I experienced something similar.
I had written this in our Autobuild.targets file run as part of a build. It defines MSWebApplicationTargets:
<MSWebApplicationTargets>$(SolutionDirectory)\packages\MSBuild.Microsoft.VisualStudio.Web.targets.14.0.0.3</MSWebApplicationTargets>
Then in a .csproj file that is part of the project and used in the build it had:
<Import
Project="$(MSWebApplicationTargets)/tools/VSToolsPath/WebApplications/Microsoft.WebApplication.targets" />
Now our problem was that when we opened the project in Visual Studio it said that c:/tools/VSToolsPath/WebApplications/Microsoft.WebApplication.targets doesn't exist (because VS considered MSWebApplicationTargets to be undefined and so seemed to default it to c:\). You don't provide enough information though perhaps that is what caused your problem also.

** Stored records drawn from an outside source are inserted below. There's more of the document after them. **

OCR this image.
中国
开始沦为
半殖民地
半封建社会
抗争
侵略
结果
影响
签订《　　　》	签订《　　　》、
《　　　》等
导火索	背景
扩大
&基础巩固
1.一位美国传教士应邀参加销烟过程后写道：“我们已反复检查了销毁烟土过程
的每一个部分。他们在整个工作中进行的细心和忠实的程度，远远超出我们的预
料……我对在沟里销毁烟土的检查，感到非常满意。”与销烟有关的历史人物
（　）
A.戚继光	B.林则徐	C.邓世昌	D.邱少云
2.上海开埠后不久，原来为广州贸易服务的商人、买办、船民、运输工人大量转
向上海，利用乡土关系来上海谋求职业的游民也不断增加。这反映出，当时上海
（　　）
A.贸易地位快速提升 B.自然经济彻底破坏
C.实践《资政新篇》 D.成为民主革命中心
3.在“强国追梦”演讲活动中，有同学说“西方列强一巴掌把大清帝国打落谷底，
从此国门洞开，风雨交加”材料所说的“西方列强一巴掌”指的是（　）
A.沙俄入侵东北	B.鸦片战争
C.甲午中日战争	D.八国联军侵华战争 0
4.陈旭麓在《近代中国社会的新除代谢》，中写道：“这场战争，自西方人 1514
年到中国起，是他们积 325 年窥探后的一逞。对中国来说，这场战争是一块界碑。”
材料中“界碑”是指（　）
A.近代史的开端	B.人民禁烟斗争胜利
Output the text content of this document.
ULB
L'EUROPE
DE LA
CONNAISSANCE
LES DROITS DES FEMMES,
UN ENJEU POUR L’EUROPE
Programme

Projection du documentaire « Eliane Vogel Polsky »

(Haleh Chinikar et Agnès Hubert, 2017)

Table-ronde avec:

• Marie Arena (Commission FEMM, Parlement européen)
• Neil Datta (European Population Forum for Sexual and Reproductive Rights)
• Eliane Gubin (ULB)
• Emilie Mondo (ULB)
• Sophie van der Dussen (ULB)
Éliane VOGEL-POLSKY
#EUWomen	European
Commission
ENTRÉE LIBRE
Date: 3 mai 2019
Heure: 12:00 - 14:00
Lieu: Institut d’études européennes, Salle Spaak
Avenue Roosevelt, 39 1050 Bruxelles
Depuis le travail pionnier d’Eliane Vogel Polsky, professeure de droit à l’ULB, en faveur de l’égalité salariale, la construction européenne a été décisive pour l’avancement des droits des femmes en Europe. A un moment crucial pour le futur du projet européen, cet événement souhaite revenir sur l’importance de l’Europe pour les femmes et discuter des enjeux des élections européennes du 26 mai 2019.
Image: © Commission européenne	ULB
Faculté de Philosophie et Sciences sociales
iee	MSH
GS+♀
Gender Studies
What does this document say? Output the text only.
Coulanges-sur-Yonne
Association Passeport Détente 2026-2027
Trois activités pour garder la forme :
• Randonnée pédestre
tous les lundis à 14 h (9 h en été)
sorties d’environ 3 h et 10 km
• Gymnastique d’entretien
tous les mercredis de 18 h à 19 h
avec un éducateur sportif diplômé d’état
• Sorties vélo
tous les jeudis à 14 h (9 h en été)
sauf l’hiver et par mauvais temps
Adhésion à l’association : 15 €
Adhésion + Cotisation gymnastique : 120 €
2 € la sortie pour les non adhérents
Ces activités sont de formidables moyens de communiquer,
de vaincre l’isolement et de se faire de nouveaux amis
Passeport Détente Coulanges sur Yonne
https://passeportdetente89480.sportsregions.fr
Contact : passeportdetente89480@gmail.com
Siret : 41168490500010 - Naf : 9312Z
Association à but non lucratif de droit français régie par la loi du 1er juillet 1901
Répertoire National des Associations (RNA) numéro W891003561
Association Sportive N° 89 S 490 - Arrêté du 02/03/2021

All I had to do to solve this was add a condition:
<Import
Project="$(MSWebApplicationTargets)/tools/VSToolsPath/WebApplications/Microsoft.WebApplication.targets"
Condition="'$(MSWebApplicationTargets)' != ''" />
Why do this with Microsoft.WebApplication.targets
As part of some futher discussion, I did this with Microsoft.WebApplication.targets so we didn't have to rely on Visual Studio being installed on the build servers. I added it as a dependency:
- In Visual Studio right-click on the project and go to
manage nuget packages. This created a packages.config file that listed MSBuild.Microsoft.VisualStudio.Web.targets as a dependency.
- I then added
nuget.exe restore to the start of the build script so that the dependencies are downloaded.